From the outside looking in, it’s hard to tell G2 from its G1 predecessor, which, like its piston-powered first-generation ancestors, was never referred to as G1 until G2 came around. The big tell is the paint scheme. As Cirrus does with new model year introductions, the SF50 G2 features an updated paint scheme, though it’s not a big enough departure from last year’s model to immediately attract note. Physically, the biggest change is to the wing, which is a clean shape now, having discarded the aerodynamic fences, one per wing, between the ailerons and flaps and chucked the VG over the shoulder, as well. These aerodynamic changes are hardly revolutionary, though it’s hard not to like the absence of VGs.
With the G2, Cirrus has improved the plane in multiple ways, and not just by adding the Garmin autothrottles (which I’d flown before on a couple of Citations, including the now-discontinued Citation X+, perhaps the coolest airplane in my logbook). In addition to cleaning up the wing, Cirrus also worked with engine maker Williams International to turn up the wick on the FJ-33 turbofan above 24,000 feet (essentially by upping the allowable temps) so the jet can climb faster to its new RVSM ceiling of 31,000 feet. RVSM, as not all small plane pilots know, is short for Reduced Vertical Separation Minimums. The regulation, which has been on the books for more than 20 years now, lets planes fly from Flight Levels 290 to 410 with a thousand feet of vertical separation instead of the previous 2,000 feet. The RVSM update was the happy result of Cirrus engineers beginning to put their attention to the added altitudes and the FAA realizing that with ADS-B, RVSM standards were easier to maintain, so it could relax its technical standards for the approvals.

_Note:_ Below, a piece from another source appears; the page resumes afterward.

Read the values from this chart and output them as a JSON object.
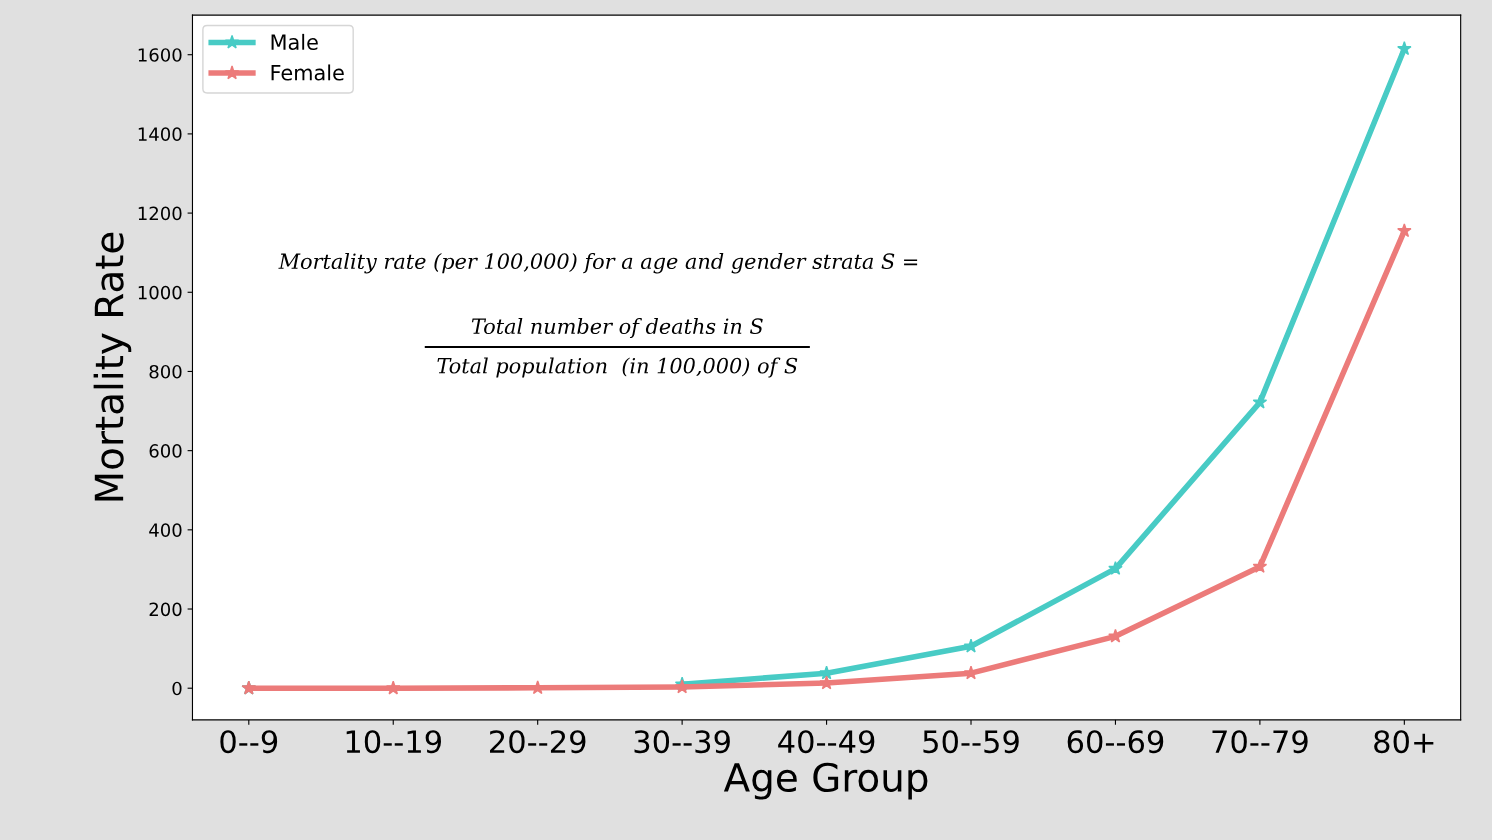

This upgrade to FL310 deserves special note. Adding a few additional usable altitudes might not sound like a big deal, but it is. Turbine engines, including turboprops and turbofans (like the Williams FJ-33), have a couple of sweet spot altitudes, one where the plane gets its best forward speed and the other where it gets its best range. The reasons for this are two. Jet engines use less fuel the higher they climb, and any airplane flies more efficiently in less-dense air, which happens as you climb. That’s why you sometimes hear pilots concerned about not getting cleared to a higher altitude…they can go plenty fast down low, but they burn a considerable amount of fuel while doing so.
So by adding an additional few thousand feet to the SF-50’s ceiling, Cirrus has given its jet pilots new options, and not just a few. The tradeoff in jets is always between loading and range, among other factors, of course. But when you reduce to these two main factors, you at least get a rough idea of what the mission profile looks like and if it’s doable. The two big, interrelated questions are, how much fuel can you take and how much payload can you add in passengers and cargo? By flying at its new ceiling of 31,000 feet, available only on eastbound flights, of course, the SF50 can go about the same speed as the G1 model used to be able to hit but while burning much less fuel. In other words, more capacity and more utility.
The improved speed profile is due to the engine putting out more power above FL240, which was simply an engine software change. This change does two things: giving pilots more speed at the previous lower altitude ceiling and giving it about the same speed as the previous top speed (around 305 knots true) at its new higher altitude. We actually got a little better than that, so Cirrus is over delivering in this case. This allows the jet to stretch its range by as much as 150 nm, a very substantial increase. With lower fuel loads, the jet can, conversely, carry more weight, about 150 pounds, so another person or a couple good-sized dogs.
The added oomph also allows the jet to go faster at its previous ceiling of FL 280—we had it up to 317 knots true at that altitude. So pilots, in addition to going farther for the same fuel, or the same distance for less fuel, also can choose to get there faster by burning more fuel. The difference in fuel burn we saw on our flight was less than 10 gph compared to the G1 model’s fuel burn at a cruise speed about 12 knots slower.